On Wednesday, Meta unveiled the new V-Jepa 2 AI model, a “world model” designed to allow AI agents to understand the world around them.
The V-JEPA 2 is an extension of the V-JEPA model released by Meta last year, and was trained on over a million hours of video. This training data will help robots or other AI agents work in the physical world, and will help you understand and predict how concepts like gravity will affect what happens next.
These are the types of common sense connections that little children and animals create as their brains develop. For example, when fetching with a dog, the dog will understand how to rebound upwards by bouncing the ball back onto the ground, or how to run towards where the ball lands.
Meta shows examples where a robot could face a robot, for example, holding a plate and spatula and walking towards a stove with cooked eggs. AI can predict that the next action is to use a spatula to move the eggs to the plate:
According to Meta, the V-Jepa 2 is 30 times faster than Nvidia’s Cosmos model.
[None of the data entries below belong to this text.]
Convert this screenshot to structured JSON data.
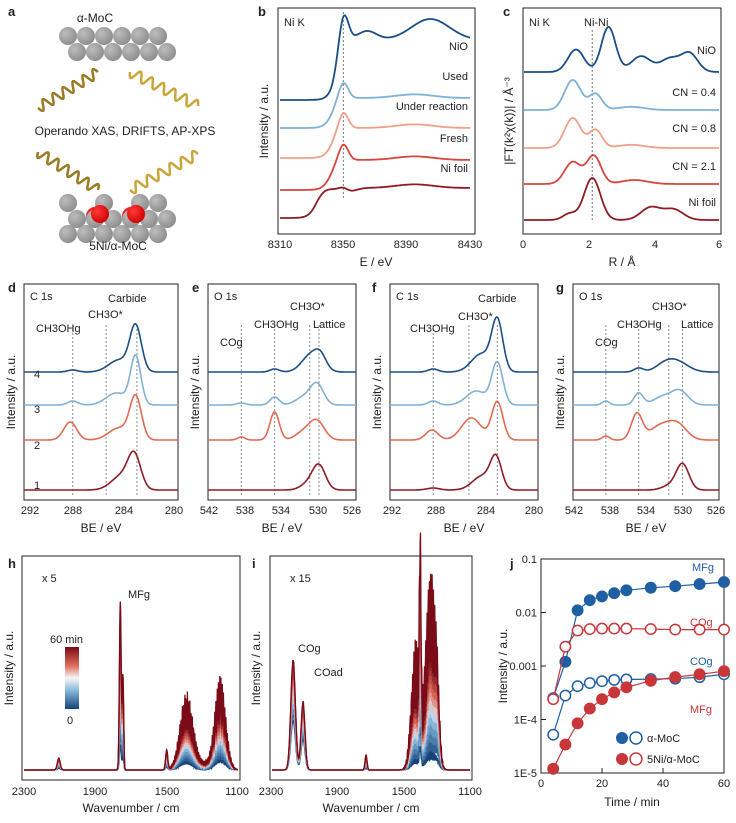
{
  "figure": {
    "panel_a": {
      "letter": "a",
      "top_label": "α-MoC",
      "middle_label": "Operando XAS, DRIFTS, AP-XPS",
      "bottom_label": "5Ni/α-MoC",
      "colors": {
        "atom_gray": "#9a9a9a",
        "atom_red": "#e00000",
        "wave_light": "#f3e39a",
        "wave_dark": "#8a6a18"
      }
    },
    "panel_b": {
      "letter": "b",
      "edge": "Ni K",
      "xlabel": "E / eV",
      "ylabel": "Intensity / a.u.",
      "xticks": [
        "8310",
        "8350",
        "8390",
        "8430"
      ],
      "series_labels": [
        "NiO",
        "Used",
        "Under reaction",
        "Fresh",
        "Ni foil"
      ]
    },
    "panel_c": {
      "letter": "c",
      "edge": "Ni K",
      "peak_label": "Ni-Ni",
      "xlabel": "R / Å",
      "ylabel": "|FT(k²χ(k))| / Å⁻³",
      "xticks": [
        "0",
        "2",
        "4",
        "6"
      ],
      "series_labels": [
        "NiO",
        "CN = 0.4",
        "CN = 0.8",
        "CN = 2.1",
        "Ni foil"
      ]
    },
    "panel_d": {
      "letter": "d",
      "core": "C 1s",
      "xlabel": "BE / eV",
      "ylabel": "Intensity / a.u.",
      "xticks": [
        "292",
        "288",
        "284",
        "280"
      ],
      "peak_labels": [
        "CH3OHg",
        "CH3O*",
        "Carbide"
      ],
      "trace_labels": [
        "4",
        "3",
        "2",
        "1"
      ]
    },
    "panel_e": {
      "letter": "e",
      "core": "O 1s",
      "xlabel": "BE / eV",
      "ylabel": "Intensity / a.u.",
      "xticks": [
        "542",
        "538",
        "534",
        "530",
        "526"
      ],
      "peak_labels": [
        "COg",
        "CH3OHg",
        "CH3O*",
        "Lattice"
      ]
    },
    "panel_f": {
      "letter": "f",
      "core": "C 1s",
      "xlabel": "BE / eV",
      "ylabel": "Intensity / a.u.",
      "xticks": [
        "292",
        "288",
        "284",
        "280"
      ],
      "peak_labels": [
        "CH3OHg",
        "CH3O*",
        "Carbide"
      ]
    },
    "panel_g": {
      "letter": "g",
      "core": "O 1s",
      "xlabel": "BE / eV",
      "ylabel": "Intensity / a.u.",
      "xticks": [
        "542",
        "538",
        "534",
        "530",
        "526"
      ],
      "peak_labels": [
        "COg",
        "CH3OHg",
        "CH3O*",
        "Lattice"
      ]
    },
    "panel_h": {
      "letter": "h",
      "scale": "x 5",
      "xlabel": "Wavenumber / cm",
      "ylabel": "Intensity / a.u.",
      "xticks": [
        "2300",
        "1900",
        "1500",
        "1100"
      ],
      "peak_label": "MFg",
      "colorbar_top": "60 min",
      "colorbar_bottom": "0"
    },
    "panel_i": {
      "letter": "i",
      "scale": "x 15",
      "xlabel": "Wavenumber / cm",
      "ylabel": "Intensity / a.u.",
      "xticks": [
        "2300",
        "1900",
        "1500",
        "1100"
      ],
      "peak_labels": [
        "COg",
        "COad"
      ]
    },
    "panel_j": {
      "letter": "j",
      "xlabel": "Time / min",
      "ylabel": "Intensity / a.u.",
      "legend": [
        "α-MoC",
        "5Ni/α-MoC"
      ],
      "series_labels": [
        {
          "text": "MFg",
          "color": "#1f5fa3"
        },
        {
          "text": "COg",
          "color": "#c9363a"
        },
        {
          "text": "COg",
          "color": "#1f5fa3"
        },
        {
          "text": "MFg",
          "color": "#c9363a"
        }
      ]
    }
  },
  "chart_data": [
    {
      "type": "line",
      "panel": "b",
      "title": "Ni K",
      "xlabel": "E / eV",
      "ylabel": "Intensity / a.u.",
      "xlim": [
        8310,
        8430
      ],
      "series": [
        {
          "name": "NiO",
          "color": "#1a4f86",
          "edge_eV": 8346,
          "white_line_eV": 8350
        },
        {
          "name": "Used",
          "color": "#7fb1d6",
          "edge_eV": 8343,
          "white_line_eV": 8350
        },
        {
          "name": "Under reaction",
          "color": "#f0a088",
          "edge_eV": 8343,
          "white_line_eV": 8350
        },
        {
          "name": "Fresh",
          "color": "#d6463c",
          "edge_eV": 8342,
          "white_line_eV": 8350
        },
        {
          "name": "Ni foil",
          "color": "#8e1c25",
          "edge_eV": 8333,
          "white_line_eV": 8350
        }
      ]
    },
    {
      "type": "line",
      "panel": "c",
      "title": "Ni K",
      "xlabel": "R / Å",
      "ylabel": "|FT(k²χ(k))| / Å⁻³",
      "xlim": [
        0,
        6
      ],
      "series": [
        {
          "name": "NiO",
          "color": "#1a4f86",
          "peaks_R": [
            1.6,
            2.6,
            3.6,
            5.0
          ]
        },
        {
          "name": "CN = 0.4",
          "color": "#7fb1d6",
          "peaks_R": [
            1.5,
            2.2
          ]
        },
        {
          "name": "CN = 0.8",
          "color": "#f0a088",
          "peaks_R": [
            1.5,
            2.2
          ]
        },
        {
          "name": "CN = 2.1",
          "color": "#d6463c",
          "peaks_R": [
            1.5,
            2.2
          ]
        },
        {
          "name": "Ni foil",
          "color": "#8e1c25",
          "peaks_R": [
            2.1,
            3.9,
            4.6
          ]
        }
      ]
    },
    {
      "type": "line",
      "panel": "d",
      "title": "C 1s",
      "xlim": [
        292,
        280
      ],
      "peak_positions_eV": [
        288.2,
        285.6,
        283.2
      ],
      "series": [
        {
          "name": "4",
          "color": "#1a4f86"
        },
        {
          "name": "3",
          "color": "#7fb1d6"
        },
        {
          "name": "2",
          "color": "#e26a52"
        },
        {
          "name": "1",
          "color": "#8e1c25"
        }
      ]
    },
    {
      "type": "line",
      "panel": "e",
      "title": "O 1s",
      "xlim": [
        542,
        526
      ],
      "peak_positions_eV": [
        538.4,
        534.8,
        531.0,
        530.0
      ],
      "series": [
        {
          "name": "4",
          "color": "#1a4f86"
        },
        {
          "name": "3",
          "color": "#7fb1d6"
        },
        {
          "name": "2",
          "color": "#e26a52"
        },
        {
          "name": "1",
          "color": "#8e1c25"
        }
      ]
    },
    {
      "type": "line",
      "panel": "f",
      "title": "C 1s",
      "xlim": [
        292,
        280
      ],
      "peak_positions_eV": [
        288.5,
        285.6,
        283.3
      ],
      "series": [
        {
          "name": "4",
          "color": "#1a4f86"
        },
        {
          "name": "3",
          "color": "#7fb1d6"
        },
        {
          "name": "2",
          "color": "#e26a52"
        },
        {
          "name": "1",
          "color": "#8e1c25"
        }
      ]
    },
    {
      "type": "line",
      "panel": "g",
      "title": "O 1s",
      "xlim": [
        542,
        526
      ],
      "peak_positions_eV": [
        538.4,
        534.8,
        531.5,
        530.0
      ],
      "series": [
        {
          "name": "4",
          "color": "#1a4f86"
        },
        {
          "name": "3",
          "color": "#7fb1d6"
        },
        {
          "name": "2",
          "color": "#e26a52"
        },
        {
          "name": "1",
          "color": "#8e1c25"
        }
      ]
    },
    {
      "type": "line",
      "panel": "h",
      "title": "x 5",
      "xlabel": "Wavenumber / cm",
      "xlim": [
        2300,
        1100
      ],
      "time_range_min": [
        0,
        60
      ],
      "bands_cm": [
        1760,
        1450,
        1390,
        1230,
        1180
      ]
    },
    {
      "type": "line",
      "panel": "i",
      "title": "x 15",
      "xlabel": "Wavenumber / cm",
      "xlim": [
        2300,
        1100
      ],
      "time_range_min": [
        0,
        60
      ],
      "bands_cm": [
        2170,
        2110,
        1720,
        1500,
        1400,
        1340,
        1300
      ]
    },
    {
      "type": "scatter",
      "panel": "j",
      "xlabel": "Time / min",
      "ylabel": "Intensity / a.u.",
      "yscale": "log",
      "xlim": [
        0,
        60
      ],
      "ylim": [
        1e-05,
        0.1
      ],
      "yticks": [
        "1E-5",
        "1E-4",
        "0.001",
        "0.01",
        "0.1"
      ],
      "xticks": [
        0,
        20,
        40,
        60
      ],
      "series": [
        {
          "name": "MFg (α-MoC)",
          "color": "#1f5fa3",
          "filled": true,
          "x": [
            4,
            8,
            12,
            16,
            20,
            24,
            28,
            36,
            44,
            52,
            60
          ],
          "y": [
            0.00025,
            0.0012,
            0.011,
            0.017,
            0.02,
            0.023,
            0.026,
            0.029,
            0.031,
            0.034,
            0.037
          ]
        },
        {
          "name": "COg (α-MoC)",
          "color": "#1f5fa3",
          "filled": false,
          "x": [
            4,
            8,
            12,
            16,
            20,
            24,
            28,
            36,
            44,
            52,
            60
          ],
          "y": [
            5.2e-05,
            0.00028,
            0.00042,
            0.00048,
            0.00052,
            0.00055,
            0.00056,
            0.00057,
            0.00058,
            0.00062,
            0.0007
          ]
        },
        {
          "name": "COg (5Ni/α-MoC)",
          "color": "#c9363a",
          "filled": false,
          "x": [
            4,
            8,
            12,
            16,
            20,
            24,
            28,
            36,
            44,
            52,
            60
          ],
          "y": [
            0.00024,
            0.0023,
            0.0046,
            0.0049,
            0.005,
            0.005,
            0.005,
            0.0049,
            0.0048,
            0.0048,
            0.0048
          ]
        },
        {
          "name": "MFg (5Ni/α-MoC)",
          "color": "#c9363a",
          "filled": true,
          "x": [
            4,
            8,
            12,
            16,
            20,
            24,
            28,
            36,
            44,
            52,
            60
          ],
          "y": [
            1.2e-05,
            3.4e-05,
            8.5e-05,
            0.00016,
            0.00024,
            0.00032,
            0.0004,
            0.00053,
            0.00062,
            0.0007,
            0.0008
          ]
        }
      ]
    }
  ]
}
This seeks to strengthen intelligence related to the physical world. However, it is possible that Meta is evaluating its own model according to a different benchmark from NVIDIA.
“We believe that world models will lead a new era of robotics, allowing real-world AI agents to assist with chores and physical tasks without the need for astronomical amounts of robot training data,” explained Yann Lecun, chief AI scientist at Meta, in a video.